Saloniki, 29. April. Die Fahrt Abdul Hamids von Konstantinopel hieher ging ohne Zwischenfall von statten. Abdul Hamid war sehr niedergeschlagen und abgespannt. Er­schien unter dem Eindruck der letzten Ereignisse zu leiden. Seine Gesundheit scheint erschüttert zu sein. Er verbrachte die Fahrt meist vor sich hinbrütend und halb schlummernd. Er verlangte weder Speise noch Trank, nur ein­mal ein Glas Wasser. In müder Haltung verließ er den Bahnwagen und überblickte kurz die Umgebung. Er wurde sodann zum Wagen geführt, in dem er mit dem Prinzen Platz nahm. Unter -starker Kavalleriebegleitung er­folgte sodann die Fahrt nach der Stadt. Die Frauen hatten die Schleier zurückgeschlagen und blickten neugierig aus den Wagenfenstern. Viele glaubten, einen Transport gefangener Würdenträger vor sich zu haben. Nur wenig Leute hatten von der Ankunft Abdul Hamids Kenntnis. Auf den Straßen waren überall starke militärische Posten aufgestellt. Das Volk feiert noch die Tronbesteigung des neuen Herrschers. Ueberall war Musik und Gesang zu hören. Die Häuser waren beflaggt.

Konstantinopel, 29. April. Von authentischer Seite heißt es, es sei ziemlich sicher, daß der Sultan die Bildung des Kabi­netts Muktar Pascha übertragen werde.

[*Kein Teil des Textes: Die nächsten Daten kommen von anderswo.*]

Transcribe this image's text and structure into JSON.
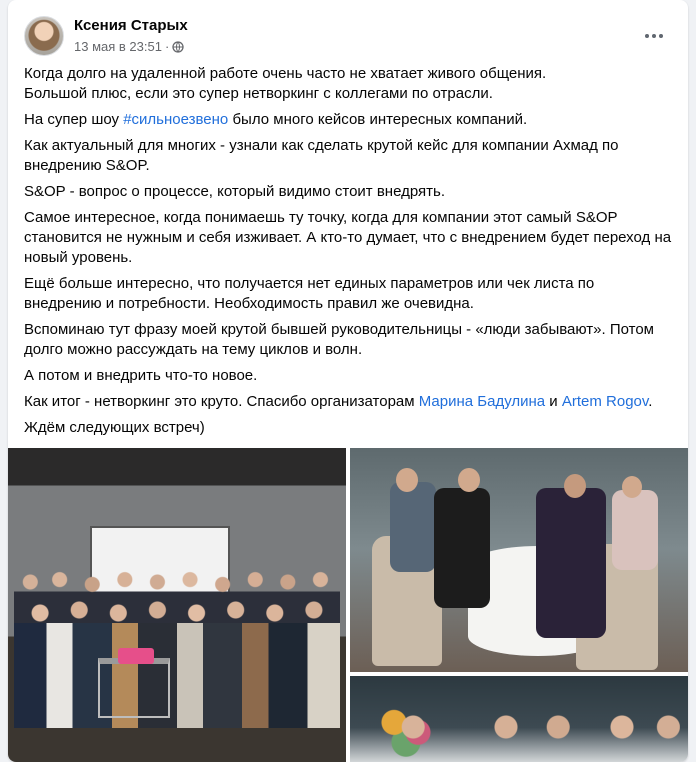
{
  "post": {
    "author": "Ксения Старых",
    "timestamp": "13 мая в 23:51",
    "separator": "·",
    "privacy_icon": "globe-icon",
    "more_icon": "more-horizontal-icon"
  },
  "body": {
    "p1_line1": "Когда долго на удаленной работе очень часто не хватает живого общения.",
    "p1_line2": "Большой плюс, если это супер нетворкинг с коллегами по отрасли.",
    "p2_before": "На супер шоу ",
    "p2_hashtag": "#сильноезвено",
    "p2_after": " было много кейсов интересных компаний.",
    "p3": "Как актуальный для многих - узнали как сделать крутой кейс для компании Ахмад по внедрению S&OP.",
    "p4": "S&OP - вопрос о процессе, который видимо стоит внедрять.",
    "p5": "Самое интересное, когда понимаешь ту точку, когда для компании этот самый S&OP становится не нужным и себя изживает. А кто-то думает, что с внедрением будет переход на новый уровень.",
    "p6": "Ещё больше интересно, что получается нет единых параметров или чек листа по внедрению и потребности. Необходимость правил же очевидна.",
    "p7": "Вспоминаю тут фразу моей крутой бывшей руководительницы - «люди забывают». Потом долго можно рассуждать на тему циклов и волн.",
    "p8": "А потом и внедрить что-то новое.",
    "p9_before": "Как итог - нетворкинг это круто. Спасибо организаторам ",
    "p9_link1": "Марина Бадулина",
    "p9_mid": " и ",
    "p9_link2": "Artem Rogov",
    "p9_after": ".",
    "p10": "Ждём следующих встреч)"
  },
  "colors": {
    "link": "#216fdb",
    "text": "#050505",
    "meta": "#65676b"
  }
}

Haag, 30. April. Die Königin von Holland ist heute früh 7 Uhr von einer Prinzessin ent­bunden worden. Das Befinden der Königin ist sehr gut. Einigemal schon waren die Hoffnungen des niederländischen Volkes auf einen Thronerben zu nichte geworden, nun aber ist sein Wunsch erfüllt worden, indem Königin Wilhelmina am heutigen Tag einer Tochter das Leben gegeben hat. Diese Tochter ist nun­mehr die präsumtive Nachfolgerin auf dem Thron, doch nur so lange, als Königin Wilhel­mine ihrem Gemahl nicht etwa auch noch einen oder mehrere Söhne schenkt. Diese würden dann ihrer heute geborenen Schwester im Recht an den Thron Vorgehen.